Where will it be? Krakatoa is getting lively, but is claimed to be too small at the moment. That is on top, nobody knows how much is underneath. This is attractive, in that this is one volcano that many know about. The 1883 one did affect world weather patterns, so there is plenty of material about. Others with known major effects are Tambora in 1815, following another in the America’s in 1812, Laki of Iceland, an island on top of a large volcanic plug, in 1783 that did serious damage in the Northern Hemisphere, and Vesuvius in 1944, never mind the one of 79 AD. In the summer of 1939 part of the Royal Navy were detached to deal with Kick ‘Em Jenny off Grenada, an undersea one.

It is said that the Little Ice Age from the 14th Century onward, may have been the consequence of a series of Latin American eruptions in earlier decades. The jury was still out as to what happened in the 6th Century, although it is now agreed that the Santorini catastrophe in the Mediterranean around 1500 BC ended a number of early civilisations. The real big one was around 75,000 years ago when Mount Toba in Sumatra went up, and did for a lot of species, and nearly the human race reducing us to a small number, suggested to be all in Africa. The unlucky feature of that one was that the surviving hominids were largely a greedy, aggressive, predatory lot, who bred rapidly and have since devastated the planet.

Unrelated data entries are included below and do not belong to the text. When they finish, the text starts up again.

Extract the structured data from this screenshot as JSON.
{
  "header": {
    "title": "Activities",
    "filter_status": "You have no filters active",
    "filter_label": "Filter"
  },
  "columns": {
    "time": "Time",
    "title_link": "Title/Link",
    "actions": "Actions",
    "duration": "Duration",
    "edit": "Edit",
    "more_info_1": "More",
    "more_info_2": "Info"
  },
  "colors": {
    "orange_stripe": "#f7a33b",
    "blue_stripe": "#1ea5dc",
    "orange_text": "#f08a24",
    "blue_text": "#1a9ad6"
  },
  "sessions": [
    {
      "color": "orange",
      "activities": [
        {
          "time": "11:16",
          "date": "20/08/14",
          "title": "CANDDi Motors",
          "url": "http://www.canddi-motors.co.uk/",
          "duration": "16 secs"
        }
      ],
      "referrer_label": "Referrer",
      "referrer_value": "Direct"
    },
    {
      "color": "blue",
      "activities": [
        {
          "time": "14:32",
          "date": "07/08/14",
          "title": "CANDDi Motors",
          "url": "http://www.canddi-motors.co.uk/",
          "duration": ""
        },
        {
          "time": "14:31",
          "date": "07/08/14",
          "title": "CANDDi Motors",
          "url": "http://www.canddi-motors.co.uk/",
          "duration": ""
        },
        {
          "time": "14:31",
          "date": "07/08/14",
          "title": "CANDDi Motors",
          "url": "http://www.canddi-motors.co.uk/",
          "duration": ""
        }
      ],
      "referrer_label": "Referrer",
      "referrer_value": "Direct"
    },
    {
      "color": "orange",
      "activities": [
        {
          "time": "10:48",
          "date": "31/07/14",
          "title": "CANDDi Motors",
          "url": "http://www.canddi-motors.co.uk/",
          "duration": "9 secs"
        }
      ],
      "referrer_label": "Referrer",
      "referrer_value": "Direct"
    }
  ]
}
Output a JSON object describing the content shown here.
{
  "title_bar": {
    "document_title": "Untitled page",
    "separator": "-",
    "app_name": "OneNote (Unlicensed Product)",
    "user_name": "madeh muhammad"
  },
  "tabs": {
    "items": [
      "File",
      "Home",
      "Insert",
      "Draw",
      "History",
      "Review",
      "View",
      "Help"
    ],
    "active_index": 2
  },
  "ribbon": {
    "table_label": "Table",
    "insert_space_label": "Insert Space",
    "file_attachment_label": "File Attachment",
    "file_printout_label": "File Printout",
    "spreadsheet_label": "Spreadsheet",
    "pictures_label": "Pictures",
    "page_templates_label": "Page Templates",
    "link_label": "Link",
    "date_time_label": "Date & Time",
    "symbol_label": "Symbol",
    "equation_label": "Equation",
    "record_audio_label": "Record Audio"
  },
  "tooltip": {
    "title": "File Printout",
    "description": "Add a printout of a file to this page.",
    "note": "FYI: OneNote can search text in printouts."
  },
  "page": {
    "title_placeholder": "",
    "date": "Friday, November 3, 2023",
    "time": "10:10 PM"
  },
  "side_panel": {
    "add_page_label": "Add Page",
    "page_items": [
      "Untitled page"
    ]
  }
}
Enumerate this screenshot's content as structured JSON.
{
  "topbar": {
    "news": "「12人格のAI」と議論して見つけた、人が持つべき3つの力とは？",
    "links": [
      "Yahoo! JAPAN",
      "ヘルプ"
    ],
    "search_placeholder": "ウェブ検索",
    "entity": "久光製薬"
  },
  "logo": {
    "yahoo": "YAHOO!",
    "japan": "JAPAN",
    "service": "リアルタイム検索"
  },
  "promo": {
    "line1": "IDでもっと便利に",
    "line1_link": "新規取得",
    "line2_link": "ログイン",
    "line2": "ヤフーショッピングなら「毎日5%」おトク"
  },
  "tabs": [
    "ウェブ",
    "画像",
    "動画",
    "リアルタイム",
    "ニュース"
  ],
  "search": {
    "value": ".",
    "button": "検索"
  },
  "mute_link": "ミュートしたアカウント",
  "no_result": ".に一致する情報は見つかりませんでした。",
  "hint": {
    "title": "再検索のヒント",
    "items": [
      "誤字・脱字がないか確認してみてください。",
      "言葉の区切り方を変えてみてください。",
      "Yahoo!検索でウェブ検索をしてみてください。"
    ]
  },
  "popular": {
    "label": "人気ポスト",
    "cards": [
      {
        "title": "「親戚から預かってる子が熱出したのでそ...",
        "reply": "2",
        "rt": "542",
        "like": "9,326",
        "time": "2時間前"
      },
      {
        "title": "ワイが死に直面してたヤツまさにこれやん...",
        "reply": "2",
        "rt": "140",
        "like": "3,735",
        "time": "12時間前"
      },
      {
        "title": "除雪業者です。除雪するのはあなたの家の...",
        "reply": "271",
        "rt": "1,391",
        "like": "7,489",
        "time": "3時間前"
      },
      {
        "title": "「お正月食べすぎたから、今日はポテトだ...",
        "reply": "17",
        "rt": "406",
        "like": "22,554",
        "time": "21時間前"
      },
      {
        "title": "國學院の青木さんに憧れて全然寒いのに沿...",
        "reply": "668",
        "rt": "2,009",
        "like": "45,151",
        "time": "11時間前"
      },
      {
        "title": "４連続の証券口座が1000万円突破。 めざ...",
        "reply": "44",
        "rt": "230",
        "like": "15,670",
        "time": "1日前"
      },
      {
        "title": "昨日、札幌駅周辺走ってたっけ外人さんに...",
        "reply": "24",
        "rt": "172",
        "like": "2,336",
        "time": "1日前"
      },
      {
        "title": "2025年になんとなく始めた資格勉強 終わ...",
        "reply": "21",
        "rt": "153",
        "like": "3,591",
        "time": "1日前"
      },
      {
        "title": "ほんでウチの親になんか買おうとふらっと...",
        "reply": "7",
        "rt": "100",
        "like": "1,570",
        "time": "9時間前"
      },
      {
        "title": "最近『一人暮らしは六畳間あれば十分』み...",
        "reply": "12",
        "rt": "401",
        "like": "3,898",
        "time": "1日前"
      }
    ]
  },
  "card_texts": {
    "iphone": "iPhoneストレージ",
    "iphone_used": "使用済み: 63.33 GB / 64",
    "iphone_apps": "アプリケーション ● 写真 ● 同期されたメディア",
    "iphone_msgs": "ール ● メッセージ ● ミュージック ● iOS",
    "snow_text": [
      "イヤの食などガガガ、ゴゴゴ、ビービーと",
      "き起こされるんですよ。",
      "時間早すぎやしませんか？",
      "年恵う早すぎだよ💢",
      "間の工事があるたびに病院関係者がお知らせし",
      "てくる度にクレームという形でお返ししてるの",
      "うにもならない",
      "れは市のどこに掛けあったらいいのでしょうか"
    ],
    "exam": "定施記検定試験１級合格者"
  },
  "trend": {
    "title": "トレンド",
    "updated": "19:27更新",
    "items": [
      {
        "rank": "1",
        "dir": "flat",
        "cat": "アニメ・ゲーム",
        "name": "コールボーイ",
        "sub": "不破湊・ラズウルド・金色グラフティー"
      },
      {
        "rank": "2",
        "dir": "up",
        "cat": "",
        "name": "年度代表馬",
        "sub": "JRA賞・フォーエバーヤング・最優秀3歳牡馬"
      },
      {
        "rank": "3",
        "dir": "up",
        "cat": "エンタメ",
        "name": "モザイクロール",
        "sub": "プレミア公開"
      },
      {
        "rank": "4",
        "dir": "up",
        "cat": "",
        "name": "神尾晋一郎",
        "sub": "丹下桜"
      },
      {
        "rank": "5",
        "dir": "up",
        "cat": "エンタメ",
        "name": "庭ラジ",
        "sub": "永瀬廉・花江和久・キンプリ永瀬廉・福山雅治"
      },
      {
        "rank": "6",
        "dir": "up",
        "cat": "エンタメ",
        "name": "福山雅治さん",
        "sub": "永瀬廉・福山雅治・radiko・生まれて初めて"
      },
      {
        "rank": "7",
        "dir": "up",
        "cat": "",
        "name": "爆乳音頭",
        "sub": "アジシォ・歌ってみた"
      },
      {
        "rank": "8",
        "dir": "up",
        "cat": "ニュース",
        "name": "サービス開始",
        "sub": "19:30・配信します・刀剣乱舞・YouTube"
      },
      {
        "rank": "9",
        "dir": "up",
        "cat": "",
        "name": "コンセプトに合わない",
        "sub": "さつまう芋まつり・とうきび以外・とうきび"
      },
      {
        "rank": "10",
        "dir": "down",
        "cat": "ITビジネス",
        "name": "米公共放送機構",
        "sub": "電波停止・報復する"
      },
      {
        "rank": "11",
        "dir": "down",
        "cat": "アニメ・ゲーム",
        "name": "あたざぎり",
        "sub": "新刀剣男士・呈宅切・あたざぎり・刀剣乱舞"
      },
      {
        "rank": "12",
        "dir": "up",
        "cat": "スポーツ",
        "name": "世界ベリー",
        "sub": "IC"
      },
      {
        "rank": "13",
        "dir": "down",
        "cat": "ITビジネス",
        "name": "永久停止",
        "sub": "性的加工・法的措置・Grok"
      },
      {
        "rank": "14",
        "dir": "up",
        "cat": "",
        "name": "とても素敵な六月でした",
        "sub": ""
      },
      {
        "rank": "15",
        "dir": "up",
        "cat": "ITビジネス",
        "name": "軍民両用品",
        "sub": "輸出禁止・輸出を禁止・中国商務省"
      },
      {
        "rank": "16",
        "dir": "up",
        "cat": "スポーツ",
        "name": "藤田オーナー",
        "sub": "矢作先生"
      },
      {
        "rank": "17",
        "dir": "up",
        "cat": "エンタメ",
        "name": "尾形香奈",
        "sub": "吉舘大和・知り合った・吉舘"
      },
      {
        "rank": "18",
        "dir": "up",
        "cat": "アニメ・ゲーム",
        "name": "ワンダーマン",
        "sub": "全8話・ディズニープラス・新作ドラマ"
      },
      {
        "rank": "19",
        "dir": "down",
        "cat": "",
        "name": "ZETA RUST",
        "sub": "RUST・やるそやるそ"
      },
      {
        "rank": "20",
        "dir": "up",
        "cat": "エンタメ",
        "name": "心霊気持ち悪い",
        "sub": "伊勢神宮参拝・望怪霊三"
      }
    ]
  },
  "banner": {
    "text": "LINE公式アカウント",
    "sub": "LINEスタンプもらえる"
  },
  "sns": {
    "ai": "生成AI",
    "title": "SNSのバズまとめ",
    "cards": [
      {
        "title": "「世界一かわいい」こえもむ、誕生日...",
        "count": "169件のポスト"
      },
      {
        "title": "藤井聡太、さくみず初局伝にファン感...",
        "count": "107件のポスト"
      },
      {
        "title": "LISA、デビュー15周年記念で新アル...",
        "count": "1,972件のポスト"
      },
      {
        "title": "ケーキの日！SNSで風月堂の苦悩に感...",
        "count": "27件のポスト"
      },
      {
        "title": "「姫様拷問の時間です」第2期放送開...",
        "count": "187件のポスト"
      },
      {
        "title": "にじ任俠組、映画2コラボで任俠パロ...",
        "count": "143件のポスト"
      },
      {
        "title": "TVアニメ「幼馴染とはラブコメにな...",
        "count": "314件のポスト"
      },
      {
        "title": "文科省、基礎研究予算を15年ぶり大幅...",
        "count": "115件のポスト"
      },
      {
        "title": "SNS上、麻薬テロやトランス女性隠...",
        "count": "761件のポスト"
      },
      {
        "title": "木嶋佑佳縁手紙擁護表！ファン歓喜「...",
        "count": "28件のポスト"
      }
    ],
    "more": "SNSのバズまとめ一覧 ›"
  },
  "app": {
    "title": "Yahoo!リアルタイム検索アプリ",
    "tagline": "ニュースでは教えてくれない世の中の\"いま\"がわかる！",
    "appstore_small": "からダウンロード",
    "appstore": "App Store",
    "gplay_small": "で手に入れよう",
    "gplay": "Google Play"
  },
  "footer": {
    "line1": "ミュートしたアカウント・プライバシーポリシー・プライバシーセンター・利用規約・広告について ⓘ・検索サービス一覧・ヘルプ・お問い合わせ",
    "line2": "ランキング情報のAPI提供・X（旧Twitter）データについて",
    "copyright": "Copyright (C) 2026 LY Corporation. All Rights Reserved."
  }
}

Personally, I have a small wager on Vanuatu, very much an outsider. True Apocalypse types tend to prefer something around Alaska, because it might take out lumps of the USA, Russia, Japan and China at the same time. But you never know, as with the Credit Crunch, Iceland may surprise us all in the spring of 2012.

Have a good weekend.

1 comment:

  1. I very much believe climactic changes are mainly from natural sources. When human interference causes any change,I suspect it is in it's own unsustainable growth and mis-use of nuclear weapons testing. Volcano,earthquake, nuclear explosions?